With daylight savings time, I tried a new routine (i.e., I'd wait until I'd put my son to bed an then go outside). Unfortunately, by that time, it was already dark. Going to have to come up with a different routine. I'd also decided that with the warmer weather, Junior and Bo don't need to be stalled every night if I can get them grain early enough in the evening.
So I finally went out last night after dark to do chores. I was feeling sorry for myself because it was dark. Yes I was riding the pity train, but some days I'm allowed. I'd fed the ponies, mares/Ivan, and was getting hay ready for the big herd. Unfortunately, I had to break into a new bale and this one is another one of those awful bales. The hay is so fine and so thick that the baler can't chop it. It wouldn't be a big deal but trying to man handle a 3x3 sliver of hay that's anywhere from 2 inches to 4 inches thick is a little difficult. I have no idea the weight on these but they are HEAVY. I know, I know.

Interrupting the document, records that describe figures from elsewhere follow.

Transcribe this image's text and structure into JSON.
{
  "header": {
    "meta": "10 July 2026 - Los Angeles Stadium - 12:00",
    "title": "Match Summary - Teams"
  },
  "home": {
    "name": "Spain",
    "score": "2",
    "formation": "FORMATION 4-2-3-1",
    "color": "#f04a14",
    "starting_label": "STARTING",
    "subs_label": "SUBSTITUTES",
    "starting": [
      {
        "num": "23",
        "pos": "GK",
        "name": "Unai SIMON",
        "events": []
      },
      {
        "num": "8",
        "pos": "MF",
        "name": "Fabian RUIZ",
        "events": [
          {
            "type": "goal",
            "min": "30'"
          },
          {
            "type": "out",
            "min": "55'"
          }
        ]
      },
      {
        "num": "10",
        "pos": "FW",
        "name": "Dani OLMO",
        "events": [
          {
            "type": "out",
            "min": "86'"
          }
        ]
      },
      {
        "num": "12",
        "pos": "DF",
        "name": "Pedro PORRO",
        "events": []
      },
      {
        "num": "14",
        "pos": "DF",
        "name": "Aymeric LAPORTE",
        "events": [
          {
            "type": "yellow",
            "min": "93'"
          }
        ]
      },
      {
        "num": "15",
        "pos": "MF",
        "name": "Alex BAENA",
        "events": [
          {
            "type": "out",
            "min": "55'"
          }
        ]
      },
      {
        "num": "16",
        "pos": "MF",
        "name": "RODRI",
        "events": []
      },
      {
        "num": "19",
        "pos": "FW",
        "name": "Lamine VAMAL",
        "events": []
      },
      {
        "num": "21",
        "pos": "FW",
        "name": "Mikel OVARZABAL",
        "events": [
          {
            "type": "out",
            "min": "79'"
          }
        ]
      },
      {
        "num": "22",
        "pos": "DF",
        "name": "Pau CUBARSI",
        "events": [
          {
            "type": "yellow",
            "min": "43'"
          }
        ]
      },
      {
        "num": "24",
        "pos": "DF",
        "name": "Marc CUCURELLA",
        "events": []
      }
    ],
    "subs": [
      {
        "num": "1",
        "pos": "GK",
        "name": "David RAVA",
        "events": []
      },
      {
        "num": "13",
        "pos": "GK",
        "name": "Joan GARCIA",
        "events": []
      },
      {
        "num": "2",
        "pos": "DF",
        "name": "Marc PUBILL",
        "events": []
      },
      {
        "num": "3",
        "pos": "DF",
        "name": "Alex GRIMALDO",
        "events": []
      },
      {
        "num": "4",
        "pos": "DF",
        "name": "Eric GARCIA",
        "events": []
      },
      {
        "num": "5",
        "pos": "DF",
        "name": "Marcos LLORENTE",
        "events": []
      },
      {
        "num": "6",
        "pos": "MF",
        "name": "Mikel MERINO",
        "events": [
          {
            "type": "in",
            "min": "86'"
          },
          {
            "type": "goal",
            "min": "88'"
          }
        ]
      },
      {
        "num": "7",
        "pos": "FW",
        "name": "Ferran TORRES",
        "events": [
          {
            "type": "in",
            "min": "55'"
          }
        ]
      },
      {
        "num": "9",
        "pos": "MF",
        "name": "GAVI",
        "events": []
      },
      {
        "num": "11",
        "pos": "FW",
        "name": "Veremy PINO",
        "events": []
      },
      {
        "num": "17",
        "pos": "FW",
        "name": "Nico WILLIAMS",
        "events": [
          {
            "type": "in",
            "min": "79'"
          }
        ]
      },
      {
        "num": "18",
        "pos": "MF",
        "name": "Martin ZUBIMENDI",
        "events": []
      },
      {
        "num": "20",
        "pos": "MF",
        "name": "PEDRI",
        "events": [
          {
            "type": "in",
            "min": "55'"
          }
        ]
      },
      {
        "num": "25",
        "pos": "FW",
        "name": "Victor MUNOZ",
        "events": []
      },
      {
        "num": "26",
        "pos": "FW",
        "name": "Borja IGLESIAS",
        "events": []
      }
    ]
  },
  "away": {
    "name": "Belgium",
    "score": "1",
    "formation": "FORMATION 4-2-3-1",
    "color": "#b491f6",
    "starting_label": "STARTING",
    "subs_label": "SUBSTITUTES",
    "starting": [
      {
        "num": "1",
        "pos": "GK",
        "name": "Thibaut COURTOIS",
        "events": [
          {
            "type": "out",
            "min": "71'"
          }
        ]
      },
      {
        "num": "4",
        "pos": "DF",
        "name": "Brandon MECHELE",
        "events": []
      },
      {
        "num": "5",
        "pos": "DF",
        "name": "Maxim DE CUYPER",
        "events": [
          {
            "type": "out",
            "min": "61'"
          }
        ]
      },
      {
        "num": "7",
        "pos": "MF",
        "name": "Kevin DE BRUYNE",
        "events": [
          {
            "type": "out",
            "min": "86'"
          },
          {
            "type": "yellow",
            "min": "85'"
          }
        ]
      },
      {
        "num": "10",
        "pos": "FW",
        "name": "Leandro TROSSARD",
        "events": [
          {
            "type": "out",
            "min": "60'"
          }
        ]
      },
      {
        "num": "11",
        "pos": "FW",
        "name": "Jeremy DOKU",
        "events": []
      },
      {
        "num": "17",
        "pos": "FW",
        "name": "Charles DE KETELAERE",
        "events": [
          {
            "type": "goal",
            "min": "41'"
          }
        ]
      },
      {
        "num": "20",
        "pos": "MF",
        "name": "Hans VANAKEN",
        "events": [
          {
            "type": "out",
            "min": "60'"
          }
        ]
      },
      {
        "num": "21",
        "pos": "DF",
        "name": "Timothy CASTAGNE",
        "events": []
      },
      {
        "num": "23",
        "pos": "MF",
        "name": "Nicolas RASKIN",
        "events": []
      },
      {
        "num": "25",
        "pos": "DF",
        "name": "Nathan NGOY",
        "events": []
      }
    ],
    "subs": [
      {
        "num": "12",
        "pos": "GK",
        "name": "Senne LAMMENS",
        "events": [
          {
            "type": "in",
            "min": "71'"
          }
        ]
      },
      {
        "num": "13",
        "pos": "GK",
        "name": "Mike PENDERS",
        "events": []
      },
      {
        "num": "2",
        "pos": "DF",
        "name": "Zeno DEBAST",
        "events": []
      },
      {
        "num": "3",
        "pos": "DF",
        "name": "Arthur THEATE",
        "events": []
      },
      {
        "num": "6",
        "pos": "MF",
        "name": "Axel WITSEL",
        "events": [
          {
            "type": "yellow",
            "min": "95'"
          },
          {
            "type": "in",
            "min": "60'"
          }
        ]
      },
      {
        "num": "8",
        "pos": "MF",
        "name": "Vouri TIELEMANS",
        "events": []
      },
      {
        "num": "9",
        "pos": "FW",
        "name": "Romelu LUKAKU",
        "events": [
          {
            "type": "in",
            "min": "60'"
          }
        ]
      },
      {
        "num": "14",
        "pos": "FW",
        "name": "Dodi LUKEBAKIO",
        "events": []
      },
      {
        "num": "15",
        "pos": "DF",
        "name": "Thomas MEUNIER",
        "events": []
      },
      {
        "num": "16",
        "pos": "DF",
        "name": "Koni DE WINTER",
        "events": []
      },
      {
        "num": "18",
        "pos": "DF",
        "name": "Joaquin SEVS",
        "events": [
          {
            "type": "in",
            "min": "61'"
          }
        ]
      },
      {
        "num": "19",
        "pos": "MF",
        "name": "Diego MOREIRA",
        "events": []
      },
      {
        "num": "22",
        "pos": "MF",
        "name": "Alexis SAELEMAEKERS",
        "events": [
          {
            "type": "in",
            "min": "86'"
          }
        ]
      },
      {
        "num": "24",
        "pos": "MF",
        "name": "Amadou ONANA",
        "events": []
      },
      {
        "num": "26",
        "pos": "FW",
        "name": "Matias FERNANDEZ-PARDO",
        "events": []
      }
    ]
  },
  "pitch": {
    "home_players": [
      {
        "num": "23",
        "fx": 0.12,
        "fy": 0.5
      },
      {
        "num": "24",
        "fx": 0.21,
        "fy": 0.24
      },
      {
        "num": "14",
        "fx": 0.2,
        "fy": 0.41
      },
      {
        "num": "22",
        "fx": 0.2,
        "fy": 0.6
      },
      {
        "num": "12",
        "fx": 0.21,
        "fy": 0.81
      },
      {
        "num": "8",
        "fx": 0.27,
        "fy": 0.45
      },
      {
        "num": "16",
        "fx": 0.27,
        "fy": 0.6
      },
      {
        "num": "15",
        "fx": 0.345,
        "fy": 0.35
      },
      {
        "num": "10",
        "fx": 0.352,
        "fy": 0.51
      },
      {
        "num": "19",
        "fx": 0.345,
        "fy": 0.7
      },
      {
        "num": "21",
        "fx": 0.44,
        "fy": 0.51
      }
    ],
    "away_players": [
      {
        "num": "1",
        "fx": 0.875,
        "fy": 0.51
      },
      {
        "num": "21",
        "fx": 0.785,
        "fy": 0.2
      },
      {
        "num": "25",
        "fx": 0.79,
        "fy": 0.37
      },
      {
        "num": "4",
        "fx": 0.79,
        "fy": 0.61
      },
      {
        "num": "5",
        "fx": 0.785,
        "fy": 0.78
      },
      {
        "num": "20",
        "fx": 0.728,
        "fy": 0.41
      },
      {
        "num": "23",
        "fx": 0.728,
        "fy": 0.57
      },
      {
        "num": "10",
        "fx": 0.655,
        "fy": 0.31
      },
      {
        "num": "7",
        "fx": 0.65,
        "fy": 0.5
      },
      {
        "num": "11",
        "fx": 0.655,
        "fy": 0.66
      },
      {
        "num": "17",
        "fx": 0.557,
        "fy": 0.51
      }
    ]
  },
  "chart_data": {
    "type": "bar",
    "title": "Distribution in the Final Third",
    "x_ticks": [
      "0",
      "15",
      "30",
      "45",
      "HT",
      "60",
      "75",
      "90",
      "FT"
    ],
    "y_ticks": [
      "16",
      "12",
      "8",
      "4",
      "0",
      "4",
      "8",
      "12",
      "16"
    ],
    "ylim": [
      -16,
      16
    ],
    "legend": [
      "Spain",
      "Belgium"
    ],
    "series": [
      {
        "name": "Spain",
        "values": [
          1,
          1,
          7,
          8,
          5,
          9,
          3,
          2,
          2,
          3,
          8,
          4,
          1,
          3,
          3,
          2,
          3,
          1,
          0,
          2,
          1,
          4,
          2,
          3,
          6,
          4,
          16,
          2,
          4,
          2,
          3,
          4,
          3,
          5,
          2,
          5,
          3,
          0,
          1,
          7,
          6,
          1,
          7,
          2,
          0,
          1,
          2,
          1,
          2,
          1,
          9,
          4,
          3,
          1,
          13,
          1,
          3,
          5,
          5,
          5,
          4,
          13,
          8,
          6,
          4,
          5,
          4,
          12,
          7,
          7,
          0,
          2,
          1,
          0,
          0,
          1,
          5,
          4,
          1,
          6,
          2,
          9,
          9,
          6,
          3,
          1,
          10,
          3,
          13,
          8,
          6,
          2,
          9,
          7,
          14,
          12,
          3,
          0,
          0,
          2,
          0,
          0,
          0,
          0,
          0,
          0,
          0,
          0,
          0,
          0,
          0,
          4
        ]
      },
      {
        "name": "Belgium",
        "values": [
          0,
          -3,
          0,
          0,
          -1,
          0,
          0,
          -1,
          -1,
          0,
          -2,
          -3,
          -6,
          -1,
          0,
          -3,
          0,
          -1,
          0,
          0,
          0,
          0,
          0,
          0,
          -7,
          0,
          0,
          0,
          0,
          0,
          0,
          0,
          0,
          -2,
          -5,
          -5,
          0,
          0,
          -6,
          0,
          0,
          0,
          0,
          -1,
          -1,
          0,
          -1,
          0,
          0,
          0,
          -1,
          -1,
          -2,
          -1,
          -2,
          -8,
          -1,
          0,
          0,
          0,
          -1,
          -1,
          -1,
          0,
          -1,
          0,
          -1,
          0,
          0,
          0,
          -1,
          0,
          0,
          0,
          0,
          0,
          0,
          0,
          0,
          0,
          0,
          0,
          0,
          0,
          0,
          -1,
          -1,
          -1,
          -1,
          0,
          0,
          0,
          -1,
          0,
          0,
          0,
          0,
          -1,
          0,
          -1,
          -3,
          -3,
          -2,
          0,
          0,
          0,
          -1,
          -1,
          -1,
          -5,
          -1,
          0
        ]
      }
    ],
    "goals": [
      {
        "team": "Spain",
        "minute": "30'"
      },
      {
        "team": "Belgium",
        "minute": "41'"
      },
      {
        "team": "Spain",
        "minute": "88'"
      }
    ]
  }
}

I'm supposed to feed based on weight but these bales that have fine/course hay are hard to judge.
So I was man handling the bale last night and I just couldn't take it. After getting one sliver half of the way into the wagon (and having another sliver drag along behind AND having the wagon try to roll away), I just gave up and crumpled to the ground and started to bawl. (That's me hoping on the pity train.) But the minute my butt hit the ground, a gust of wind came in to the hay shed, rattle the roof and touched my cheek. What I didn't mention was that it was completely calm. There was no wind, or none that I could tell when I was out earlier feeding.
Some might think I'm crazy and some might think I'm insane (who wouldn't be to run a retirement farm in South Dakota). But it felt like someone was telling me to hop off that pity train and get to feeding those horses. I'm not overly superstitious but it was a very different feeling. It certainly wasn't scary. But all I wanted to do was sit down and cry for a good five minutes and I couldn't. So back to fighting the hay I went and got everyone fed.
When I was done feeding the horses, there was a very light breeze. Un-noticeable had I not had that odd wind just come in to the hay shed. And when I say odd, I mean odd. I was at the middle of the hay shed so it would take a huge gust of wind to get to where I was at.
So I'll leave it up to you if I'm crazy, simply exhausted, or had watching over me.